Wetherspoon’s isn’t quite perfect, however. Its pubs use handle-less, transparent mugs, anathema to George, and there are generally no bar games such as darts, an important if not essential trait of George’s perfect pub. It’s not his Moon Under Water, a small picture of personalized perfection which, like the perfect world he fought for in his writing, does not and will not ever exist outside of George Orwell’s mind.
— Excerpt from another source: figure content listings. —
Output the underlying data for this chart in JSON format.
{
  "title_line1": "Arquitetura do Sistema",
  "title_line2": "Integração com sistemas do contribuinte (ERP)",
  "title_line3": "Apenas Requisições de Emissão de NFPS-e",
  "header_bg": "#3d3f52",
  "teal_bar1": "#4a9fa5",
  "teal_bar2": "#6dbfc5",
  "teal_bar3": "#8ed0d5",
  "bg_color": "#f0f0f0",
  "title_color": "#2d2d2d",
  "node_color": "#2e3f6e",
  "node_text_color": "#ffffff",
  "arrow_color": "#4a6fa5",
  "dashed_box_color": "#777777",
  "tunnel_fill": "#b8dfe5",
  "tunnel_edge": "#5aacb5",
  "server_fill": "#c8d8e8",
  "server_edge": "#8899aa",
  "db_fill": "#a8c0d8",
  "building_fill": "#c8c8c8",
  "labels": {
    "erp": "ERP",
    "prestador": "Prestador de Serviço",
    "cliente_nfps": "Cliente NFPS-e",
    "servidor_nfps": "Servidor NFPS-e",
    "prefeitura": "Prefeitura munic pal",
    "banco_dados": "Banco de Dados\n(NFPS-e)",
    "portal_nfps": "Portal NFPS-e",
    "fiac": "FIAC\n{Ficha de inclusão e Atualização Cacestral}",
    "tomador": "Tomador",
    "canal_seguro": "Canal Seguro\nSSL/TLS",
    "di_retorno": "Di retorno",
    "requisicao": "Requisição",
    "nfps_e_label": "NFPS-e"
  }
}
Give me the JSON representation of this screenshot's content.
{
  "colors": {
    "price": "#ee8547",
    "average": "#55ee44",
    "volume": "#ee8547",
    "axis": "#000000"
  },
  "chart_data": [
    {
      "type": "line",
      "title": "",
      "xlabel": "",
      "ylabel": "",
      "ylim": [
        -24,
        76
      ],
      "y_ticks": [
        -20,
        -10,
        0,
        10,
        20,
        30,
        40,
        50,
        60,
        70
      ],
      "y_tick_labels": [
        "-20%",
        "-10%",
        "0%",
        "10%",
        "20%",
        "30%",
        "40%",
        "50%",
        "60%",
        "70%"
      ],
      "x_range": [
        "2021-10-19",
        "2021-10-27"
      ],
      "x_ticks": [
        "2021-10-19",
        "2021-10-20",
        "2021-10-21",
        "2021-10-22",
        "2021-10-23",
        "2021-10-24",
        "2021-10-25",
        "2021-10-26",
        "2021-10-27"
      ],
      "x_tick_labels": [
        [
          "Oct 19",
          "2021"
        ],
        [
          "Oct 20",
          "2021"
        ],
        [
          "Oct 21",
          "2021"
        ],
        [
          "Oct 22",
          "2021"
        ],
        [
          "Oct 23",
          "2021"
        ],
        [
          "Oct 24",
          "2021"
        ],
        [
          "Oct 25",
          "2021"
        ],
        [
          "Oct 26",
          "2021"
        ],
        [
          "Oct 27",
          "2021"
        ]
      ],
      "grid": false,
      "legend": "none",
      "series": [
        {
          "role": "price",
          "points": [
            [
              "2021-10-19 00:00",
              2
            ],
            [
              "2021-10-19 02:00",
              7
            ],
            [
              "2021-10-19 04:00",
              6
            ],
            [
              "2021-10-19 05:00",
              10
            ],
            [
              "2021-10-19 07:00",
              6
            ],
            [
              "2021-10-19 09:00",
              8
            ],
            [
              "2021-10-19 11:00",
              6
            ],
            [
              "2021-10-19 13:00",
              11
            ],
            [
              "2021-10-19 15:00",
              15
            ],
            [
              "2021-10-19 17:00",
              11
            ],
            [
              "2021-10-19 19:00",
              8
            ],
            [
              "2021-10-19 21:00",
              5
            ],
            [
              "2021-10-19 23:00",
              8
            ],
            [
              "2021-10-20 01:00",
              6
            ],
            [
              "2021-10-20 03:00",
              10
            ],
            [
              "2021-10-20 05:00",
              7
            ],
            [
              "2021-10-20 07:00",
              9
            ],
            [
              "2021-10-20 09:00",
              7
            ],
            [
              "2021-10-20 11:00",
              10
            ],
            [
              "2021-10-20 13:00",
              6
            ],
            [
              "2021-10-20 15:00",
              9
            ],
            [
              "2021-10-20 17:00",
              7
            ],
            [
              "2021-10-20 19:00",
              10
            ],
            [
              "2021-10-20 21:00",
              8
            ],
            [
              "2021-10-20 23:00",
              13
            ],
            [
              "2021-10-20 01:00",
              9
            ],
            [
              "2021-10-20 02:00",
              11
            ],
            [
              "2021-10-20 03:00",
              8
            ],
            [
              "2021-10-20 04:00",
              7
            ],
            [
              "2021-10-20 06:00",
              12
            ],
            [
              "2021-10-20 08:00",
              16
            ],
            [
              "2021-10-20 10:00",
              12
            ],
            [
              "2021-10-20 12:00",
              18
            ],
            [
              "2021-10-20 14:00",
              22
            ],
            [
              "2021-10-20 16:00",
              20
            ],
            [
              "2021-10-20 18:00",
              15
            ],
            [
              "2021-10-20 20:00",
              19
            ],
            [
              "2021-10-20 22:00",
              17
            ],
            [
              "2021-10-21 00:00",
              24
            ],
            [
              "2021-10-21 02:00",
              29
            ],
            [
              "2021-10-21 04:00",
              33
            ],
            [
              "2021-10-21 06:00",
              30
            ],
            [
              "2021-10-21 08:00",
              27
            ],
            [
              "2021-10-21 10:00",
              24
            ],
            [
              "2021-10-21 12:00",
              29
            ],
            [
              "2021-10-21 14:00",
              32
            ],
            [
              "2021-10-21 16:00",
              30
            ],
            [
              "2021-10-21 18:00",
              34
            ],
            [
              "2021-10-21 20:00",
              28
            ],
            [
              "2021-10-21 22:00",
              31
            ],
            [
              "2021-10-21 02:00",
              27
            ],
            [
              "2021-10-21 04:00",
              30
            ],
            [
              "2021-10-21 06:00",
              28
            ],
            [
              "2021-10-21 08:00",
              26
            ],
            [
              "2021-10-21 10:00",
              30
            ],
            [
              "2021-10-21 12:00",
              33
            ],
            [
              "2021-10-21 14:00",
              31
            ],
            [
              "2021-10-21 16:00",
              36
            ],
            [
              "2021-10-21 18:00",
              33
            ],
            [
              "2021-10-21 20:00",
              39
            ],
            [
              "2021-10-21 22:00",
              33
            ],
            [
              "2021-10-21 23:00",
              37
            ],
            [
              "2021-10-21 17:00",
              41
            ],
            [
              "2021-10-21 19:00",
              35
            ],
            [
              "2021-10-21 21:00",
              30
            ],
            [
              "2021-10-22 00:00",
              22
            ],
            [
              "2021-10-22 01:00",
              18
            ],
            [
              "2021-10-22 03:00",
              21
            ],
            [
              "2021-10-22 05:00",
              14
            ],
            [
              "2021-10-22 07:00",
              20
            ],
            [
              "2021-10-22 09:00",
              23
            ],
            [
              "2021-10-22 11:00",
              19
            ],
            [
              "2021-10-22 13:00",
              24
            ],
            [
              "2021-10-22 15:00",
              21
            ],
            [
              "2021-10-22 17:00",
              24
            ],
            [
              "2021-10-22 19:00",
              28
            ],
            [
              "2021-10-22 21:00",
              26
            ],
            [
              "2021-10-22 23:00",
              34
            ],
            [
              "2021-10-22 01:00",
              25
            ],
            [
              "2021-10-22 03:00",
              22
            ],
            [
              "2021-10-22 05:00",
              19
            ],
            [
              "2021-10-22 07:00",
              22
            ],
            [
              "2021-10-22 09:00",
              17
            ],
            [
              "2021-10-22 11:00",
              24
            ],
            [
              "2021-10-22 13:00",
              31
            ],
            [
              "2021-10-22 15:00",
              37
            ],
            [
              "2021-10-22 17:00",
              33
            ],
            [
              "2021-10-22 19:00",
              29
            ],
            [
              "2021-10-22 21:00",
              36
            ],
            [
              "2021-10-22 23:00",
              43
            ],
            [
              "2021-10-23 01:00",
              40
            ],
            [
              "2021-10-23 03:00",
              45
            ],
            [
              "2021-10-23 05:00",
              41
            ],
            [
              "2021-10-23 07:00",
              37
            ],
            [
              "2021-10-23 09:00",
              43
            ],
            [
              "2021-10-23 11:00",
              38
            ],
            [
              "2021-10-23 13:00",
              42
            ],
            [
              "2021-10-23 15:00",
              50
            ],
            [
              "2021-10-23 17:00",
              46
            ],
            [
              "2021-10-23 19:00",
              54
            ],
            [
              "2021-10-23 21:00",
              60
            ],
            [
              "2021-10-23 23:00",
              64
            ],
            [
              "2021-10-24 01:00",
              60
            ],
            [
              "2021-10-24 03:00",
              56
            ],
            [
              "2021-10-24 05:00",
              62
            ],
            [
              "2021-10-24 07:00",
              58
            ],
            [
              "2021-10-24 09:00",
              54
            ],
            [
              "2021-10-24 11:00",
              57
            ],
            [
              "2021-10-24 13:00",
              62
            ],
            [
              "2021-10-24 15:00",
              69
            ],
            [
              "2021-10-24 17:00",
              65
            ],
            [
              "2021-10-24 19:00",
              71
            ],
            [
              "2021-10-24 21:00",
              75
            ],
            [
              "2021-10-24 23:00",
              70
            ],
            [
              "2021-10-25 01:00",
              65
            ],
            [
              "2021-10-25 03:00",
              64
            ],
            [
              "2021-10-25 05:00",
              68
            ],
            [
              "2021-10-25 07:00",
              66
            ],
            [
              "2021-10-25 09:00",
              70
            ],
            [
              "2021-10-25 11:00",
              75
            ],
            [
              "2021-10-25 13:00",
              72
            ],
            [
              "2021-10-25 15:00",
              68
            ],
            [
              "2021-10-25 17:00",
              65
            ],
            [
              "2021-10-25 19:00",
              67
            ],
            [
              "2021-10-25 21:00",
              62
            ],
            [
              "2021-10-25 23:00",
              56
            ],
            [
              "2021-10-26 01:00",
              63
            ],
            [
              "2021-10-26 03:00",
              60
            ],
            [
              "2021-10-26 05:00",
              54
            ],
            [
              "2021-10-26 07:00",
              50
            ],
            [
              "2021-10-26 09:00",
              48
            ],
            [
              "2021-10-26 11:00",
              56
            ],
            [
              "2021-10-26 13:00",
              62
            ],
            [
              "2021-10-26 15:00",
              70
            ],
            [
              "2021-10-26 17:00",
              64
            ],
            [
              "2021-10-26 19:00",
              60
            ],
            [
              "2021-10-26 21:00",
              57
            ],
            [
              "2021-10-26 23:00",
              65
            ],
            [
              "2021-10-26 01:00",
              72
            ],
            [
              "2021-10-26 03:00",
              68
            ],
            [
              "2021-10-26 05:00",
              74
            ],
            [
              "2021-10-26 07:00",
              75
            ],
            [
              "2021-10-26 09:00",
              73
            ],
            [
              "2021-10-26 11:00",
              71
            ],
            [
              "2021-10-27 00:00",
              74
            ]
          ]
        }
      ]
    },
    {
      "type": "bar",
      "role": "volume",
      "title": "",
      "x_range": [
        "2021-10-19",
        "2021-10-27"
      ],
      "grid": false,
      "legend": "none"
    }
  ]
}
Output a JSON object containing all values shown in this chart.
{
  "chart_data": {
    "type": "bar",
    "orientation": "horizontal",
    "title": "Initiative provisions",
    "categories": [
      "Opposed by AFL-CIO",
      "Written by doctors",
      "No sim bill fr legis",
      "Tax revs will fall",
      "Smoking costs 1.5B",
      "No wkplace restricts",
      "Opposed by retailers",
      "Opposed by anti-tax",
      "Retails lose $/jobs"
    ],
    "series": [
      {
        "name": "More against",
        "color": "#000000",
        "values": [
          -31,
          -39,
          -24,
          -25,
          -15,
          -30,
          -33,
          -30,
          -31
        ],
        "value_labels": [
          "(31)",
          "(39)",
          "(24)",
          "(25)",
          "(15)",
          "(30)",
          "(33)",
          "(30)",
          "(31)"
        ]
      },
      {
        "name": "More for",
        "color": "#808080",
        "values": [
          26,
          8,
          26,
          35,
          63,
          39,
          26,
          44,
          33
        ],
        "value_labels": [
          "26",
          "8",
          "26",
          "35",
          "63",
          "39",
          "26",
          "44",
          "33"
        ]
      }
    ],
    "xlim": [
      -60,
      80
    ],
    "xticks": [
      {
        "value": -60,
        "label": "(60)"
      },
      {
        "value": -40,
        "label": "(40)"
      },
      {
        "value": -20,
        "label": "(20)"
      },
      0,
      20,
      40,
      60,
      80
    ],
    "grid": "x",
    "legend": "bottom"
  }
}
But I can imagine myself sitting in that semi-magical place, surrounded by its moody Victorian majesty and hushed atmosphere, its pewter pots and pink china, discussing the world with old George. Where are we going, George? I’d ask him. Are we going to make it through these tough times? Is there any hope for us Americans, we who have lost our way?
Gloomy George probably wouldn’t have anything positive to say, but I’d still clink my pewter mug with his and propose a toast: to the perfection George Orwell so desperately wanted to see in our world and ourselves. We may never get there, but thanks for trying, George.